Personally I don't like AR's. I carried one in the Army and never want to touch one of the [censored] things again. But get one in a real caliber and knock yourself out. I'll be happy to keep carrying my .30-30 lever and bringing home a deer per shot.
 
When a bad incident occurs, sometimes it is difficult to objectively place blame. At the skeet range I go to the only people that "misbehave" tend to be the under-thirty crowd with short barreled pump shotguns. After a while you tend to associate the individual's behavior with the firearm used, and for some people I can tell that some of the animosity carries over to the type of firearm. While most people would call BS, I know that there are some at the club that would support a ban on pump shotguns under 20". If they really thought about it they might change their mind, but often you are not thinking real clearly when angry.

I don't hunt with a rifle, so I don't know from first hand experience, but I would guess that something similar has been going on with hunting rifles. If, on average, more bad hunters use one particular style of rifle, then some will associate their ill will towards those practices with the tool being used.
 
I think this explanation is better than what I could do. An old man got pissed off about ARs in hunting, cooled off and realized what he had just said. It happens, I just don't think he needed to be fired over it. What he said in the blog post was wrong, but I cant think of anything else he could have done to apologize to gun owners. If he had just said "o ya, about that, my bad" then of course there would be an issue. But he has done everything humanly possible to recant his statement and apologize to gun owners and in my eyes its recanted.

It is amazing how people "change" after the chickens come home to roost. I don't know Zumbo and he truly may have had a change of heart, but freedom of speech isn't freedom from consequences. When you derive your living from the public then you have to be aware of how the public really feels. Zumbo was wrong and he has paid for it.

I accepted his apology when it happened, but accepting his apology didn't mean I was ever going to support him again.

BTW I am not a black rifle guy. Honestly I don't currently even own a semi-auto rifle bigger than a .22lr. Further more I don't do much hunting anymore, but I support the right of anyone out there who can safely hunt, to use the tool of their choice (as long as it is a caliber sufficient to get the job done).
 
As a lifelong hunter, I don't see a problem with it as long as it
meets the laws of your state as a hunting weapon. It's really
no different than a BAR.
 
Thank you Sam1911 for posting. We should not have gun bigotry. Zumbo said what a lot
of people wrongly think. It's too bad that many hunters and gun owners want to impair the rights of others. I have my dislikes and opinions but I don't want to impose them on anyone and vice versa. It's called freedom. Zumbo had the right to expose himself as a gun bigot and paid for it. I'm glad he learned and now supports the rights of a broader range of gun owners. I hope we all learn something from this.
 
I had it out with one of the oldtimers at deer camp about this issue a couple years ago. Not only does he think you shouldn't be allowed to hunt with them but he doesn't even think we should own them. His one argument is the old "you don't need something like that" kinda argument. He hunts with a semi auto too but he doesn't get that an ar15 is the same thing that just looks different. Neither him or my dad are interested in even trying my AR15. I believe they are just uncomfortable around them but I couldn't tell yu why. Between the old mans stubborness and his bad hearing I have just given up on arguing with him.
 
A liberal friend asked why I think we should have guns. I answered because the government does. If you get that, I don't know what to tell you. Parity I guess.
 
I don't hunt with a rifle, so I don't know from first hand experience, but I would guess that something similar has been going on with hunting rifles. If, on average, more bad hunters use one particular style of rifle, then some will associate their ill will towards those practices with the tool being used.

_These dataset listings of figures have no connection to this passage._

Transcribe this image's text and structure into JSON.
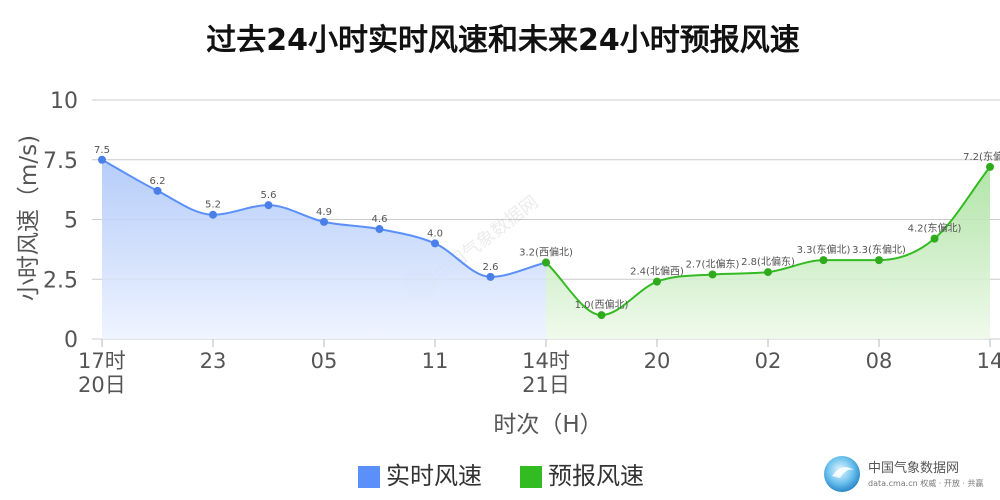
{
  "chart_data": {
    "type": "area",
    "title": "过去24小时实时风速和未来24小时预报风速",
    "ylabel": "小时风速（m/s)",
    "xlabel": "时次（H）",
    "ylim": [
      0,
      10
    ],
    "yticks": [
      "0",
      "2.5",
      "5",
      "7.5",
      "10"
    ],
    "grid": true,
    "legend_position": "bottom-center",
    "x_tick_labels": [
      {
        "index": 0,
        "lines": [
          "17时",
          "20日"
        ]
      },
      {
        "index": 2,
        "lines": [
          "23"
        ]
      },
      {
        "index": 4,
        "lines": [
          "05"
        ]
      },
      {
        "index": 6,
        "lines": [
          "11"
        ]
      },
      {
        "index": 8,
        "lines": [
          "14时",
          "21日"
        ]
      },
      {
        "index": 10,
        "lines": [
          "20"
        ]
      },
      {
        "index": 12,
        "lines": [
          "02"
        ]
      },
      {
        "index": 14,
        "lines": [
          "08"
        ]
      },
      {
        "index": 16,
        "lines": [
          "14"
        ]
      }
    ],
    "series": [
      {
        "name": "实时风速",
        "color": "#5b8ff9",
        "x_index": [
          0,
          1,
          2,
          3,
          4,
          5,
          6,
          7,
          8
        ],
        "values": [
          7.5,
          6.2,
          5.2,
          5.6,
          4.9,
          4.6,
          4.0,
          2.6,
          3.2
        ],
        "labels": [
          "7.5",
          "6.2",
          "5.2",
          "5.6",
          "4.9",
          "4.6",
          "4.0",
          "2.6",
          "3.2(西偏北)"
        ]
      },
      {
        "name": "预报风速",
        "color": "#33bb22",
        "x_index": [
          8,
          9,
          10,
          11,
          12,
          13,
          14,
          15,
          16
        ],
        "values": [
          3.2,
          1.0,
          2.4,
          2.7,
          2.8,
          3.3,
          3.3,
          4.2,
          7.2
        ],
        "labels": [
          "3.2(西偏北)",
          "1.0(西偏北)",
          "2.4(北偏西)",
          "2.7(北偏东)",
          "2.8(北偏东)",
          "3.3(东偏北)",
          "3.3(东偏北)",
          "4.2(东偏北)",
          "7.2(东偏北)"
        ]
      }
    ]
  },
  "branding": {
    "name": "中国气象数据网",
    "subtitle": "data.cma.cn 权威 · 开放 · 共赢",
    "watermark": "中国气象数据网"
  }
}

This type of bigotry doesn't end with rifle hunters. I know when I began hunting there was a huge anti crossbow crowd. Never did get that. There wasn't a "only crossbow during rifle season feeling", archers in a big way HATED crossbow users. Crossbows are only now just getting accepted as a hunting tool. Never made any sense to me.
It would be like spear hunters bemoaning the invention of the atl atl.
 
It would be like spear hunters bemoaning the invention of the atl atl.

When we look back at history in the middle-distance, say the last half of the 19th century, we tend to look at the introduction of the cartridge and repeating rifle as something that, surely, every shooter, hunter, and soldier must have just been ecstatic over.

I've come to the conclusion that if we wound back the clock we'd see some of the same attitudes voiced then about weapons we now consider to be the height of traditionalism, and even antiquated.
 
Yes, there still are lots of people who'd make an issue of this. Semi-auto rifles are illegal for hunting in my state even though a good AR is entirely accurate enough and I've personally shot open sight 100 yard groups under an inch with a good semi-auto FAL. They wet their pants worrying about semi-auto rifles filling the air with lead as their owners haplessly spray rounds at bambi... but are perfectly OK with idiots who haplessly spray rounds out of their Remington 760's.